American lay-offs carry significant risks. Advanced biology, AI, and quantum computing are not ancillary topics; they are the economic battlegrounds of the twenty-first century. Applications may be built by private firms, but the underlying, speculative science is only supported by public funding. According to Fieldhouse & Mertens (2025), cuts risk destroying the spillover structure that supports sustained production. On the other hand, rivals are moving forward: since 2000, China’s R&D share of GDP has quadrupled, while the EU is still expanding (OECD, 2023).

If the evidence is so compelling, why cut? The explanation is politics. Anecdotes—fruit fly experiments that seem absurd, or discoveries dismissed as frivolous—are used to evaluate research. However, history suggests the two are connected: revolutionary innovations are usually sown by unannounced initiatives. Science’s greatest strength is its unpredictability.
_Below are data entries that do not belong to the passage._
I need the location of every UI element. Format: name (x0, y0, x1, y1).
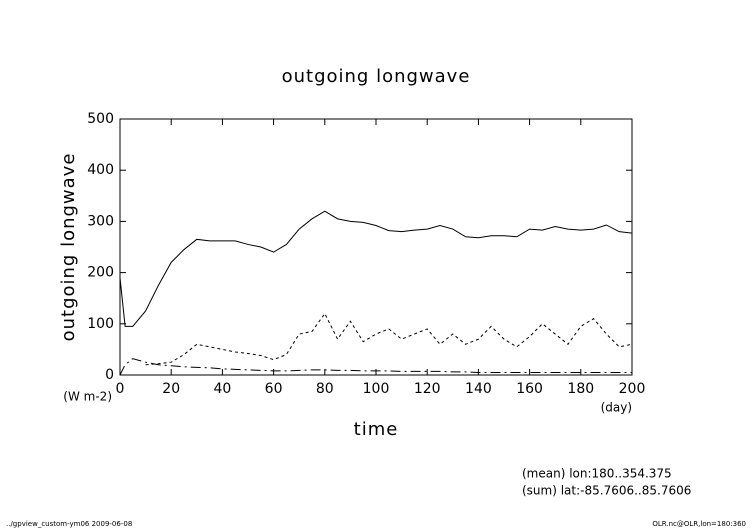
x-tick-label: 100 (363, 381, 390, 397)
y-tick-label: 300 (87, 213, 114, 229)
y-tick-label: 100 (87, 316, 114, 332)
x-tick-label: 0 (116, 381, 125, 397)
note: (mean) lon:180..354.375 (522, 467, 672, 481)
y-tick-label: 400 (87, 162, 114, 178)
x-tick-label: 40 (213, 381, 231, 397)
y-tick-label: 500 (87, 111, 114, 127)
x-tick-label: 180 (567, 381, 594, 397)
data-line (119, 210, 633, 327)
x-unit: (day) (601, 401, 632, 415)
y-axis-label: outgoing longwave (58, 153, 79, 342)
x-tick-label: 140 (465, 381, 492, 397)
x-tick-label: 160 (516, 381, 543, 397)
x-axis-label: time (354, 419, 399, 440)
y-tick-label: 200 (87, 265, 114, 281)
data-line (119, 358, 632, 376)
x-tick-label: 60 (265, 381, 283, 397)
x-tick-label: 20 (162, 381, 180, 397)
footer: ../gpview_custom-ym06 2009-06-08 (6, 520, 132, 528)
x-tick-label: 80 (316, 381, 334, 397)
x-tick-label: 200 (619, 381, 646, 397)
note: (sum) lat:-85.7606..85.7606 (522, 484, 691, 498)
plot-frame (119, 118, 633, 376)
y-unit: (W m-2) (63, 390, 112, 404)
x-tick-label: 120 (414, 381, 441, 397)
y-tick-label: 0 (105, 367, 114, 383)
chart-title: outgoing longwave (282, 66, 471, 87)
footer: OLR.nc@OLR,lon=180:360 (652, 520, 746, 528)
data-line (145, 312, 633, 366)
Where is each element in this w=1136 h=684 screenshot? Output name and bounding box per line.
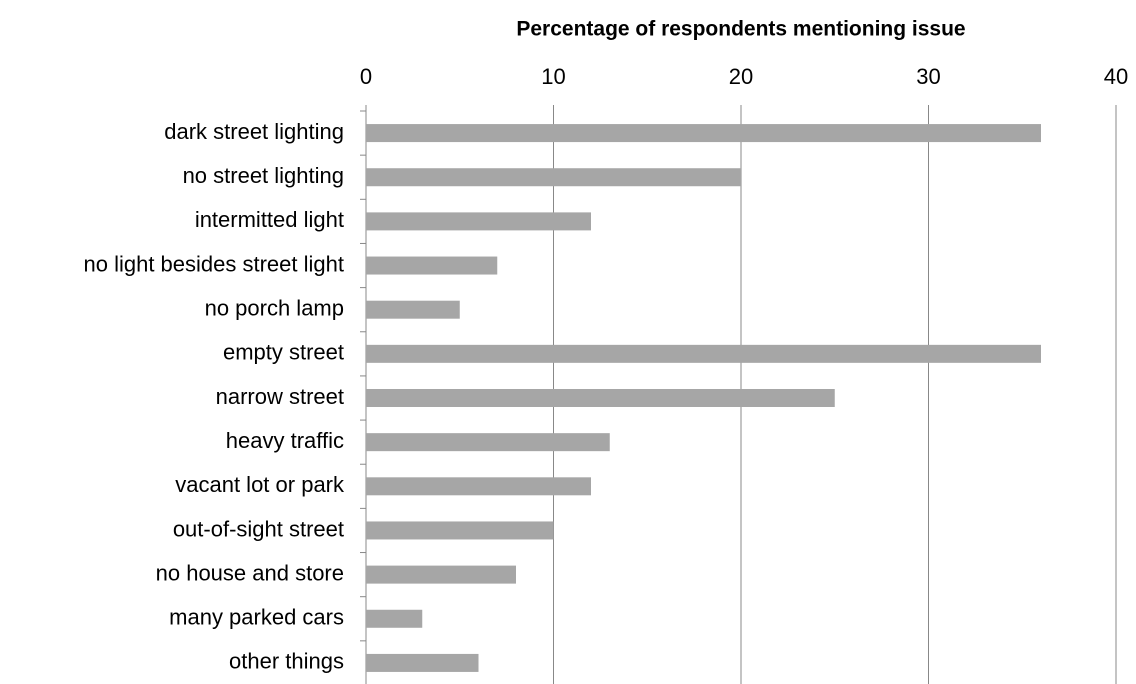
y-tick-label: heavy traffic [226, 428, 344, 453]
y-tick-label: out-of-sight street [173, 516, 344, 541]
bar [366, 565, 516, 584]
y-tick-label: vacant lot or park [175, 472, 345, 497]
y-tick-label: no porch lamp [205, 296, 344, 321]
y-tick-label: narrow street [216, 384, 344, 409]
bar [366, 212, 591, 231]
bar [366, 653, 479, 672]
bar [366, 124, 1041, 143]
bar [366, 344, 1041, 363]
x-tick-label: 30 [916, 64, 940, 89]
bar [366, 433, 610, 452]
bar [366, 256, 498, 275]
chart-title: Percentage of respondents mentioning iss… [516, 18, 965, 41]
x-tick-label: 40 [1104, 64, 1128, 89]
y-tick-label: other things [229, 649, 344, 674]
bar [366, 609, 423, 628]
y-tick-label: empty street [223, 340, 344, 365]
x-tick-label: 20 [729, 64, 753, 89]
bar [366, 521, 554, 540]
y-tick-label: many parked cars [169, 605, 344, 630]
bar [366, 389, 835, 407]
y-tick-label: dark street lighting [164, 119, 344, 144]
y-tick-label: no light besides street light [84, 251, 345, 276]
y-tick-label: intermitted light [195, 207, 344, 232]
bar [366, 168, 741, 187]
bar [366, 300, 460, 319]
bar [366, 477, 591, 496]
x-tick-label: 0 [360, 64, 372, 89]
x-tick-label: 10 [541, 64, 565, 89]
y-tick-label: no house and store [156, 560, 344, 585]
y-tick-label: no street lighting [183, 163, 344, 188]
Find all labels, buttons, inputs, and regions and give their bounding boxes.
Its advancements are due to ambiguity, not despite it. Reducing funding because impacts are incalculable is a miscalculation of what makes discovery so powerful.
Those who were formerly on the periphery are trying to seize the lead, while a nation built on invention is disinvesting. The differences are striking. Although under threat, America’s golden goose is still alive. Meanwhile, the Global South is subtly crafting its own story of resilience.

Conclusion

Thus, to strengthen the innovation ecosystem in China would mean better recognition of individual contributions within the larger framework, more incentives for interdisciplinary collaboration, and learning from the UK model of the Research Excellence Framework, which considers research impact on society rather than simply counting publications. For many years, China focused on becoming the manufacturing hub for its economic growth. Now, however, it has shifted to innovation, technology and research-driven development. Indeed, China’s R&D expansion—the backbone of innovation—is reshaping global innovation through centralised coordination, rising investment in projects, growing talent, and industry collaboration. Yet it is equally important to balance political vision with academic creativity and grassroots research.

At the same time, America faces the danger of undermining the very system that built its global leadership in science and technology. The golden goose of US innovation is at risk, even as China and the Global South push ahead. Whether science will shape the future is no longer a question. It will. Who will drive it, who will pay for it, and who will gain from it are the real questions.